AI Article Synopsis

  • This study investigates the effectiveness of distal femoral triangle and distal adductor canal block techniques for knee surgeries, focusing on their impact on the sciatic nerve.
  • The research involved 18 human cadavers receiving ultrasound-guided injections, with the spread of anesthetic tracked using CT imaging.
  • Findings showed that while the injectate rarely reached the sciatic nerve or its main branches, it frequently affected the saphenous nerve, suggesting these techniques don't significantly block sciatic nerve function despite some injectate reaching the popliteal fossa.

Article Abstract

Introduction: Low and high volume mid-thigh (ie, distal femoral triangle) and distal adductor canal block approaches are frequently applied for knee surgical procedures. Although these techniques aim to contain the injectate within the adductor canal, spillage into the popliteal fossa has been reported. While in theory this could improve analgesia, it might also result in motor blockade due to coverage of motor branches of the sciatic nerve. This radiological cadaveric study, therefore, investigated the incidence of coverage of sciatic nerve divisions after various adductor canal block techniques.
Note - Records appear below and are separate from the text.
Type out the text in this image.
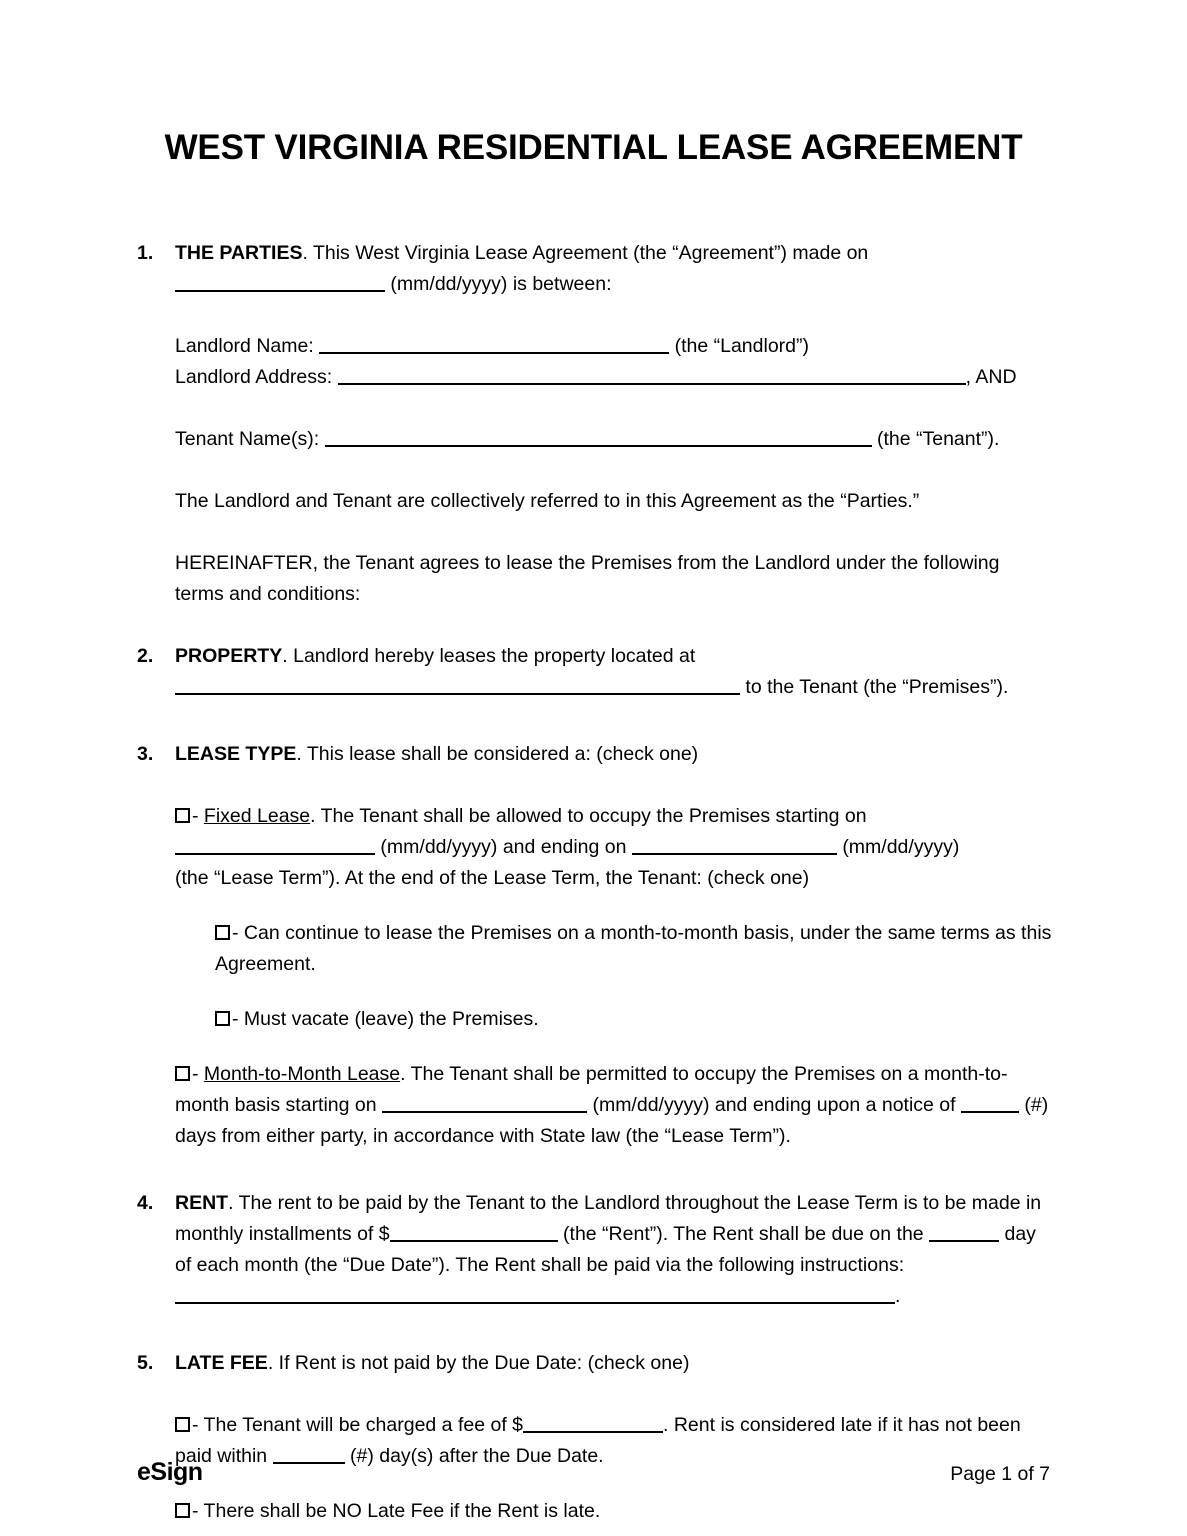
WEST VIRGINIA RESIDENTIAL LEASE AGREEMENT
1.	THE PARTIES. This West Virginia Lease Agreement (the “Agreement”) made on

(mm/dd/yyyy) is between:

Landlord Name:	(the “Landlord”)

Landlord Address:	, AND

Tenant Name(s):	(the “Tenant”).

The Landlord and Tenant are collectively referred to in this Agreement as the “Parties.”

HEREINAFTER, the Tenant agrees to lease the Premises from the Landlord under the following terms and conditions:

2.	PROPERTY. Landlord hereby leases the property located at

to the Tenant (the “Premises”).

3.	LEASE TYPE. This lease shall be considered a: (check one)

- Fixed Lease. The Tenant shall be allowed to occupy the Premises starting on

(mm/dd/yyyy) and ending on	(mm/dd/yyyy)

(the “Lease Term”). At the end of the Lease Term, the Tenant: (check one)

- Can continue to lease the Premises on a month-to-month basis, under the same terms as this Agreement.

- Must vacate (leave) the Premises.

- Month-to-Month Lease. The Tenant shall be permitted to occupy the Premises on a month-to-month basis starting on	(mm/dd/yyyy) and ending upon a notice of	(#) days from either party, in accordance with State law (the “Lease Term”).

4.	RENT. The rent to be paid by the Tenant to the Landlord throughout the Lease Term is to be made in monthly installments of $	(the “Rent”). The Rent shall be due on the	day of each month (the “Due Date”). The Rent shall be paid via the following instructions: .

5.	LATE FEE. If Rent is not paid by the Due Date: (check one)

- The Tenant will be charged a fee of $	. Rent is considered late if it has not been paid within	(#) day(s) after the Due Date.

- There shall be NO Late Fee if the Rent is late.

eSign	Page 1 of 7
Methods: Eighteen fresh, unfrozen and unembalmed human cadavers were randomized to receive ultrasound-guided distal femoral triangle or distal adductor canal injections, with 2 mL or 30 mL injectate volume, on both sides (36 blocks in total). The injectate was a 1:10 dilution of contrast medium in local anesthetic. Injectate spread was assessed using whole-body CT with reconstructions in axial, sagittal and coronal planes.
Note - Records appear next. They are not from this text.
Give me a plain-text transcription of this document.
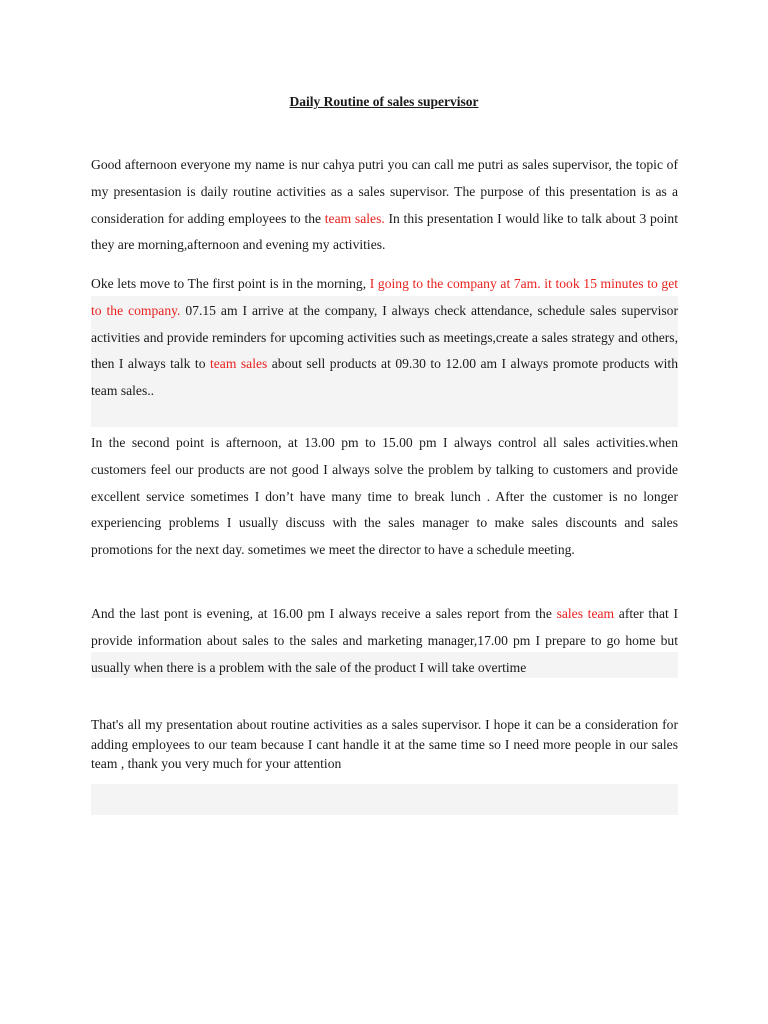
Daily Routine of sales supervisor
Good afternoon everyone my name is nur cahya putri you can call me putri as sales supervisor, the topic of my presentasion is daily routine activities as a sales supervisor. The purpose of this presentation is as a consideration for adding employees to the team sales. In this presentation I would like to talk about 3 point they are morning,afternoon and evening my activities.
Oke lets move to The first point is in the morning, I going to the company at 7am. it took 15 minutes to get to the company. 07.15 am I arrive at the company, I always check attendance, schedule sales supervisor activities and provide reminders for upcoming activities such as meetings,create a sales strategy and others, then I always talk to team sales about sell products at 09.30 to 12.00 am I always promote products with team sales..
In the second point is afternoon, at 13.00 pm to 15.00 pm I always control all sales activities.when customers feel our products are not good I always solve the problem by talking to customers and provide excellent service sometimes I don’t have many time to break lunch . After the customer is no longer experiencing problems I usually discuss with the sales manager to make sales discounts and sales promotions for the next day. sometimes we meet the director to have a schedule meeting.
And the last pont is evening, at 16.00 pm I always receive a sales report from the sales team after that I provide information about sales to the sales and marketing manager,17.00 pm I prepare to go home but usually when there is a problem with the sale of the product I will take overtime
That's all my presentation about routine activities as a sales supervisor. I hope it can be a consideration for adding employees to our team because I cant handle it at the same time so I need more people in our sales team , thank you very much for your attention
Results: No coverage of the sciatic nerve or its main divisions was found. The contrast mixture spread to the popliteal fossa in three of 36 nerve blocks. Contrast reached the saphenous nerve after all injections, whereas the femoral nerve was always spared.

Conclusions: Adductor canal block techniques are unlikely, even when using larger volumes, to block the sciatic nerve, or its main branches. Furthermore, injectate reached the popliteal fossa in a small minority of cases, yet if a clinical analgesic effect is achieved by this mechanism is still unknown.